2- Alelacele açıklanan ekonomik yaptırımların iki taraflı bıçak gibi işleyeceği Moskova tarafından giderek daha iyi anlaşılmakta.
3- Rusya, uluslararası arenada tezlerini anlatmakta ve ikna etmekte beklediği desteği bulamamakta.
4- Türkiye'ye karşı küresel diplomaside açık ve örtülü üç karta oynayacağını göstermekte... a) DEAŞ'in petrol ticaretinde Ankara'nın da rolü var! Bu iddia, Türkiye'nin bir şey söylemesine bile gerek kalmadan çürütülmekte. b) PYD ve PKK'ya hamilik arayışı... Rusya'ya kısa vadede bir partner kazandırsa da orta uzun vadede terör örgütleri ve uzantıları ile işbirliğini izah etmenin büyük maliyeti ortada. c) Ermeni soykırımı iddiaları. Rusya'nın, "Şimdiye kadar sesimizi çıkarmadık ama..." diye başlayan mesajlarının "şantaj" dışında değeri olmadığı açık.
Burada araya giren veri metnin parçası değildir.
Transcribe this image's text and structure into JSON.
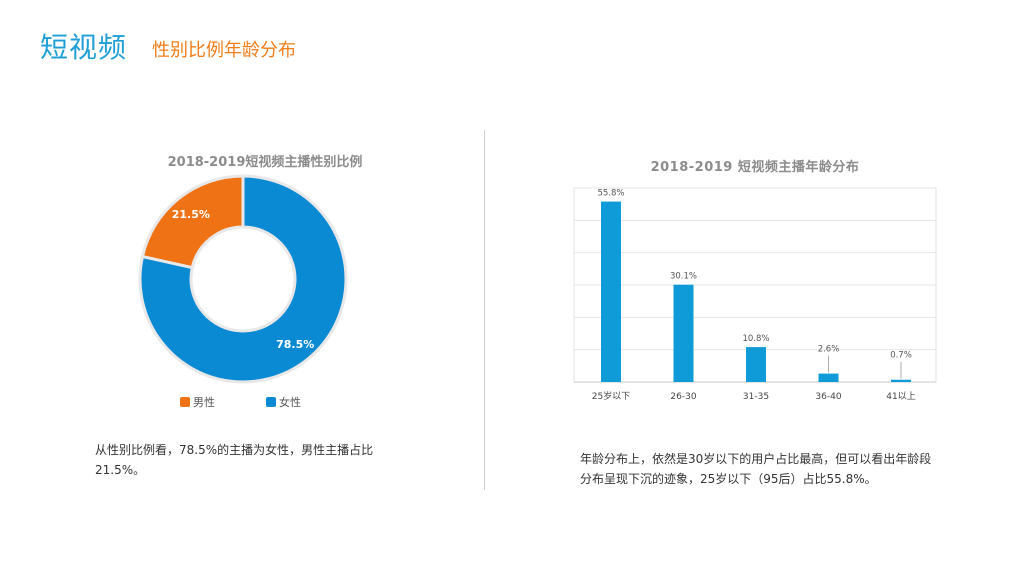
{
  "header": {
    "title": "短视频",
    "subtitle": "性别比例年龄分布"
  },
  "pie": {
    "title": "2018-2019短视频主播性别比例",
    "description": "从性别比例看，78.5%的主播为女性，男性主播占比21.5%。"
  },
  "bar": {
    "title": "2018-2019 短视频主播年龄分布",
    "description": "年龄分布上，依然是30岁以下的用户占比最高，但可以看出年龄段分布呈现下沉的迹象，25岁以下（95后）占比55.8%。"
  },
  "colors": {
    "male": "#ef7215",
    "female": "#0b8ad4",
    "bar": "#0e9bd8",
    "title_blue": "#1f9fd6",
    "subtitle_orange": "#f07d18"
  },
  "chart_data": [
    {
      "type": "pie",
      "variant": "donut",
      "title": "2018-2019短视频主播性别比例",
      "categories": [
        "男性",
        "女性"
      ],
      "values": [
        21.5,
        78.5
      ],
      "labels": [
        "21.5%",
        "78.5%"
      ],
      "legend": "bottom"
    },
    {
      "type": "bar",
      "title": "2018-2019 短视频主播年龄分布",
      "categories": [
        "25岁以下",
        "26-30",
        "31-35",
        "36-40",
        "41以上"
      ],
      "values": [
        55.8,
        30.1,
        10.8,
        2.6,
        0.7
      ],
      "labels": [
        "55.8%",
        "30.1%",
        "10.8%",
        "2.6%",
        "0.7%"
      ],
      "xlabel": "",
      "ylabel": "",
      "ylim": [
        0,
        60
      ],
      "grid": true
    }
  ]
}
5- Ancak... Her şeye rağmen, krizin kontrol edilebilir sınırlarda tutulması, Türk ve Rus halklarına çıkardığı faturanın azaltılması adına müthiş çabalardan da söz etmek mümkün. 2016'nın normalleşme adına sürprizler barındırdığı söylemek yanıltıcı olmayacak.